I think I’m susceptible to a natural tendency to see the world as perfectly ordered. Here have been a couple of surprises.
- My wife and I built a home in the upper Avenues of Salt Lake City expressly to have a view of the Great Salt Lake. What can be more perfect than a lake that has been there for at least 77, 000 (counting being part of Lake Bonneville) years? Over the nineteen years of living there, my wife would comment that it looks like the lake is getting smaller. “No, it just seems that way,” I would say. “This is the eighth largest terminal lake in the world. Lakes that size don’t shrink.” Then last week, the Salt Lake Tribune had an article citing experts who have been studying the lake for decades. Their report: the Great Salt Lake is drying up, it’s dead. “How can that possibly be? I show up and the lake dries up? No.” Then I hear my wife’s voice in the background, “ Roger, please, get used to it, the lake is drying up.”

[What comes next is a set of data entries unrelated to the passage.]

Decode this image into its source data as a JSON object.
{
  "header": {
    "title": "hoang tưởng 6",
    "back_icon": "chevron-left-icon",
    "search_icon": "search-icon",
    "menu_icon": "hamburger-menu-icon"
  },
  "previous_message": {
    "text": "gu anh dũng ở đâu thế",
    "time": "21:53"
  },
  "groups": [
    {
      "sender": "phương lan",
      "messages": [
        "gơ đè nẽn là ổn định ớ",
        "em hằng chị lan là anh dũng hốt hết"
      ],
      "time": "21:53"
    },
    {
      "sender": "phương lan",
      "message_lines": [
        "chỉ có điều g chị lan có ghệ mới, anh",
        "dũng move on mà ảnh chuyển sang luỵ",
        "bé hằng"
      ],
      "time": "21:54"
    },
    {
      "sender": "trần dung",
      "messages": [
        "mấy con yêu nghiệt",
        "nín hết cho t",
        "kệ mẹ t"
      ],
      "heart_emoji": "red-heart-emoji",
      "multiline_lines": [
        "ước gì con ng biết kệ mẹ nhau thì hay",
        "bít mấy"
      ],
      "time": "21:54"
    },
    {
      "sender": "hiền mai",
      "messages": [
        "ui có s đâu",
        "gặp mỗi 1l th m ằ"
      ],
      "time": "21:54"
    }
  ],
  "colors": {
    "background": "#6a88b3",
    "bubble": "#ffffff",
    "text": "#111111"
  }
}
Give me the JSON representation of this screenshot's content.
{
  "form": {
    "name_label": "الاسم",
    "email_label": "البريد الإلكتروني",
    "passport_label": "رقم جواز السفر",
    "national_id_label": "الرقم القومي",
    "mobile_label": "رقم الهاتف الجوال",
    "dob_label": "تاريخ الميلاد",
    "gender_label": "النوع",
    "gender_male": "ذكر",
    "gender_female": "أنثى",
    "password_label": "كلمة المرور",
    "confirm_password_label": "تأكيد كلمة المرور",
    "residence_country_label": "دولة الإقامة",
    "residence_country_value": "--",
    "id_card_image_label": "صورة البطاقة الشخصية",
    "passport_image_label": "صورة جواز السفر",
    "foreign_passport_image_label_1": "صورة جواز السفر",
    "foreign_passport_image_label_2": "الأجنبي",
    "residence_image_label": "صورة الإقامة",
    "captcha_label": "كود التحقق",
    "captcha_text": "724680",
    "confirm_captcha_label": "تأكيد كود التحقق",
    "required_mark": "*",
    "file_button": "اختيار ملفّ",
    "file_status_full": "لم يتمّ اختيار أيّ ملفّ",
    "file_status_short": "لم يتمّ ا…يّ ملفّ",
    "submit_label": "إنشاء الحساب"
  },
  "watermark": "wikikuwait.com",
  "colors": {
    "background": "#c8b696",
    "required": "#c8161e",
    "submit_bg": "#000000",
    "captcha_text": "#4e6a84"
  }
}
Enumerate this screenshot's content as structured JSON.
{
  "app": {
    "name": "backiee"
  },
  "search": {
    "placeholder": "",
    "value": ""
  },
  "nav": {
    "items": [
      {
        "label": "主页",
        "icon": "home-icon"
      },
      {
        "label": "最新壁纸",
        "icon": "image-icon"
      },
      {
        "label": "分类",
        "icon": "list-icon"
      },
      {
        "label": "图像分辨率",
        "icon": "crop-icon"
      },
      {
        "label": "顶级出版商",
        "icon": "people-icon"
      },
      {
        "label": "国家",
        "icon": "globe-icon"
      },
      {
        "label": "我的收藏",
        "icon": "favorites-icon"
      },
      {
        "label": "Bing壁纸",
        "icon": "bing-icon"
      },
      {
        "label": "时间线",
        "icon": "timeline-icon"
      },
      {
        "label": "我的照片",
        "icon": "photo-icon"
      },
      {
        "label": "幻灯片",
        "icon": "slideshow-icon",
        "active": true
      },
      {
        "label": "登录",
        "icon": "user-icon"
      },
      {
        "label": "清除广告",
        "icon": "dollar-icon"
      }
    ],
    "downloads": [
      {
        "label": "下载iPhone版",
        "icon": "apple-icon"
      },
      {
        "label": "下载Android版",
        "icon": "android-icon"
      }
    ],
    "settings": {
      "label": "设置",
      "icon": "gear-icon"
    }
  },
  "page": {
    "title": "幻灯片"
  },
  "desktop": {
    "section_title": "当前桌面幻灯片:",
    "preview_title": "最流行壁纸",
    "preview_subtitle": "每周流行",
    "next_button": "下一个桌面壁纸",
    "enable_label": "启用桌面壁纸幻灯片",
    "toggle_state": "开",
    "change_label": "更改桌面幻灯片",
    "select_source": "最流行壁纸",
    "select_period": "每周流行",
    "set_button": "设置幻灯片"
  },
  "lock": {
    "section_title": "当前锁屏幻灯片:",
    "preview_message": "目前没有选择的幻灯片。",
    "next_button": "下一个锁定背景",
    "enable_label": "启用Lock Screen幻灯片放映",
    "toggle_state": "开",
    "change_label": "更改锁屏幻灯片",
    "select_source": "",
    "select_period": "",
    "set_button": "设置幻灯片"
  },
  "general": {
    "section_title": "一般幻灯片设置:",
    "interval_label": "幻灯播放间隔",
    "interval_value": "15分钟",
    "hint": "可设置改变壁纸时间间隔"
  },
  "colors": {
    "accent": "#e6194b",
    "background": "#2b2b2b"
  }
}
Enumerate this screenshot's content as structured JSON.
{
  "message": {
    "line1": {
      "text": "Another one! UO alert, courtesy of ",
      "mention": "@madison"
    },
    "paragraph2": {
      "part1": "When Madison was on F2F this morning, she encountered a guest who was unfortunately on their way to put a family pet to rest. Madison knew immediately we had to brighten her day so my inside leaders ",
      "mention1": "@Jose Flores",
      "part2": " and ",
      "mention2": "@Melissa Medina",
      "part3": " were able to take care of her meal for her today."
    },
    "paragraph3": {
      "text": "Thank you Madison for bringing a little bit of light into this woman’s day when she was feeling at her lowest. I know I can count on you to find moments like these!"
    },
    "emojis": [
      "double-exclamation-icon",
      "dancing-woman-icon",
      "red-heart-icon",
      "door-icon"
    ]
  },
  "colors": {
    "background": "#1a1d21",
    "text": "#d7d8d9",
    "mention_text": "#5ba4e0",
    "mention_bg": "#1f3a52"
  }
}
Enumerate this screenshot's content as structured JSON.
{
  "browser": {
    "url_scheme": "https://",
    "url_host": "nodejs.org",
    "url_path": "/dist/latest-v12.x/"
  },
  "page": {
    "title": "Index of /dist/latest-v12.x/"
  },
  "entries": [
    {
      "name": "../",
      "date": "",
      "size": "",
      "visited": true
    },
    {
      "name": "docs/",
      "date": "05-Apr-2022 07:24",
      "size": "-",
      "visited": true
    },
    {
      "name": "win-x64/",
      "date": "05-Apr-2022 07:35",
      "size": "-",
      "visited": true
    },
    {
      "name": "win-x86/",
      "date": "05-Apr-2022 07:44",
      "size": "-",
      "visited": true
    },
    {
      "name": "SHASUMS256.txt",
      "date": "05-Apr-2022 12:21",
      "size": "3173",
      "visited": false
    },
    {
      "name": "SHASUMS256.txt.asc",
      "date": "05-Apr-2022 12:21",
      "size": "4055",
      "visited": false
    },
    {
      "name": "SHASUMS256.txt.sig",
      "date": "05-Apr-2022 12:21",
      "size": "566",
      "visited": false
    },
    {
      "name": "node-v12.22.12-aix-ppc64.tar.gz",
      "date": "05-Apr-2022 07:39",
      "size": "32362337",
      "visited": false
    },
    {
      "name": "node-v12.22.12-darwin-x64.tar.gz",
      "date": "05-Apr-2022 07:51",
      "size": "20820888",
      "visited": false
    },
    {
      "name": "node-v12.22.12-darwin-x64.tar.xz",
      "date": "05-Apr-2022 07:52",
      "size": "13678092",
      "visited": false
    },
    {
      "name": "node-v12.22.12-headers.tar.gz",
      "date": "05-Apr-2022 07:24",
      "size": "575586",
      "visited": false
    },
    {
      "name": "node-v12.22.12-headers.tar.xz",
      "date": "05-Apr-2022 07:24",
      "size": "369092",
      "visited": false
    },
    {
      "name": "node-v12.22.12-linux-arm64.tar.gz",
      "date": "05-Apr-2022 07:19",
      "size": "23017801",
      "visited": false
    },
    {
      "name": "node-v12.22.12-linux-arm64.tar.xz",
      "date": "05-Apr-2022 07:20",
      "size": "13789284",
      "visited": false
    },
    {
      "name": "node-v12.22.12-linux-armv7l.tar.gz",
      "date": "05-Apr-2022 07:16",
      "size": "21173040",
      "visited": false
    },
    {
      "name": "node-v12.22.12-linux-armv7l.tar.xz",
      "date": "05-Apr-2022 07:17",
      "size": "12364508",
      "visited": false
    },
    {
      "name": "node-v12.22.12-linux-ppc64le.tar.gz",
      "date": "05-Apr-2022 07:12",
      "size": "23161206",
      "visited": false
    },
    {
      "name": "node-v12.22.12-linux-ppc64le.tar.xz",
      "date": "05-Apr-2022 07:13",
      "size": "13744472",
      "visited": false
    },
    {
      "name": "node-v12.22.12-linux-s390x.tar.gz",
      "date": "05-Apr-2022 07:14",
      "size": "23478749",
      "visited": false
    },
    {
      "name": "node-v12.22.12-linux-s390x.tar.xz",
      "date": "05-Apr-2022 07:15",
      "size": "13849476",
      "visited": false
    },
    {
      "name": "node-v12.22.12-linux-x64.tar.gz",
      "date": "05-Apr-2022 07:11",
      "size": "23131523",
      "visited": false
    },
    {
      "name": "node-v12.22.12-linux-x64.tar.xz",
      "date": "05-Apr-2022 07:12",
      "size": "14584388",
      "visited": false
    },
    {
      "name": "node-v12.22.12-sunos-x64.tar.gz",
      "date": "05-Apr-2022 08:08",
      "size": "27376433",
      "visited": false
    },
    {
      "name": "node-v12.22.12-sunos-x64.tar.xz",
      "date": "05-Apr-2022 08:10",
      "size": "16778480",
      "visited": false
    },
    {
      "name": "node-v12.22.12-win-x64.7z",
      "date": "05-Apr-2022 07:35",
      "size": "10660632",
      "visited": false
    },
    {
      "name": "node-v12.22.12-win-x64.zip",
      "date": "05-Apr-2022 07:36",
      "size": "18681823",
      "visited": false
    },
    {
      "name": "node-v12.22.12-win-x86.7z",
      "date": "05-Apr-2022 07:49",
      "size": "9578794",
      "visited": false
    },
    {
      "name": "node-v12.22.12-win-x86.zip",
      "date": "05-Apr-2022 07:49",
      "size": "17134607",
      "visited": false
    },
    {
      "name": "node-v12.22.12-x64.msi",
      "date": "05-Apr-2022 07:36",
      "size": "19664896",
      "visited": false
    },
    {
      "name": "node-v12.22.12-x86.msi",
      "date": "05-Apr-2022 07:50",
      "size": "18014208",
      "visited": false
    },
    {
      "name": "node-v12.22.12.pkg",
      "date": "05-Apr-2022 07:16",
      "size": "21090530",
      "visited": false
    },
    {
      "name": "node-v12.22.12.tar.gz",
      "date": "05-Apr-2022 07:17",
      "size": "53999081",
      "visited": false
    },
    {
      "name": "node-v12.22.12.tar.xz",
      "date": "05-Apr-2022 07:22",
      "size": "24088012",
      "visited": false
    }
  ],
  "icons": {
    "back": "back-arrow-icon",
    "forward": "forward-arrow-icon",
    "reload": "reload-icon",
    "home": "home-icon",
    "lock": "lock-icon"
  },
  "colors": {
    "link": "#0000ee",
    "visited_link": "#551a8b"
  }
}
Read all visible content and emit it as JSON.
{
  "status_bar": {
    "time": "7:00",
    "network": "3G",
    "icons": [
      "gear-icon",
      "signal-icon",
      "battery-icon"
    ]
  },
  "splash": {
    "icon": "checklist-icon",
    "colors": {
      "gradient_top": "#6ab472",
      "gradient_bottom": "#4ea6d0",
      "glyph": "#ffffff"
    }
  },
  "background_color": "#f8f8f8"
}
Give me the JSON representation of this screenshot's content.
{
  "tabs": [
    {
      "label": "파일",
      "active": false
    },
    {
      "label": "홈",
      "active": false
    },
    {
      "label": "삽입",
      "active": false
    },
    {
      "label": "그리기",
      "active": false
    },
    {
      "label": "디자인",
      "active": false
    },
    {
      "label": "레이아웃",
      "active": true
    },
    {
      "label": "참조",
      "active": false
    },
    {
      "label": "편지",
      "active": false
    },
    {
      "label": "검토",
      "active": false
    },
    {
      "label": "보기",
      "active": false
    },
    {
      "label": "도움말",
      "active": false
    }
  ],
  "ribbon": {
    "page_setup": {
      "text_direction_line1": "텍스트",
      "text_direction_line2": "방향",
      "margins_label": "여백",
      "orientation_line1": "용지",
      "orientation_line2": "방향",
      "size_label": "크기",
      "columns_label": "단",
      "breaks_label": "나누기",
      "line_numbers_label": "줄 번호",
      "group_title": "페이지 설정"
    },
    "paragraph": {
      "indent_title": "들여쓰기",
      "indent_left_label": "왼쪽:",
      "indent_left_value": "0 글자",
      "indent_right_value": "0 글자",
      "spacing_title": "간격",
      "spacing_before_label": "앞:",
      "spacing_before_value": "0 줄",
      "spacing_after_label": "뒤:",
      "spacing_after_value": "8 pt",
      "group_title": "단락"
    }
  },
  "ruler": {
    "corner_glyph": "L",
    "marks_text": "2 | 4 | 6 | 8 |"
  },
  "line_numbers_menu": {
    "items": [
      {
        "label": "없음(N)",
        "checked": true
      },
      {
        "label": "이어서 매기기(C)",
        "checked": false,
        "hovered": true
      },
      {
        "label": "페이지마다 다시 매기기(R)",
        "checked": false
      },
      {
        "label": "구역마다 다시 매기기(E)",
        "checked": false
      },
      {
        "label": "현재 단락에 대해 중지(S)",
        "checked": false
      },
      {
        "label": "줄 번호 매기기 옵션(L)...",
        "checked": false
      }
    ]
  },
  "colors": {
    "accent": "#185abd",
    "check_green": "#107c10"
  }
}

. - A little over a year ago, we heard over the local newscast that hurricane strength winds will be felt in parts of Utah. Then came a rumbling, like a train. It was like it went right through our bedroom. And it continued for the next thirty minutes plus. We were in one of the places hit by the hurricane winds. We called our children, who live twenty minutes away, and asked them if they felt the winds? “Nope.” Evidently, our downtown neighborhood was the only place in Utah that felt the winds. It uprooted dozens of large trees, which blocked access to streets, and in some cases fell on top of homes and cars resulting in significant damage. “We were the only place the hurricane hit?” I asked myself out loud. “No freaking way. We’re the ONLY place it hit? We DO NOT EVEN have an OCEAN nearby.” Then my wife said, “Roger, stop complaining. And would you please get out of bed.” Evidently, polar winds coming down from the Arctic Circle will be occurring more frequently due to warmer waters caused by the rise in temperatures. Great, now I can look out over a drying up lake bed of sand, while I wait for the next hurricane wind storm to hit. And this was the perfect place to build a home.
My newly formed philosophy: the world isn’t as perfect as I led myself to believe.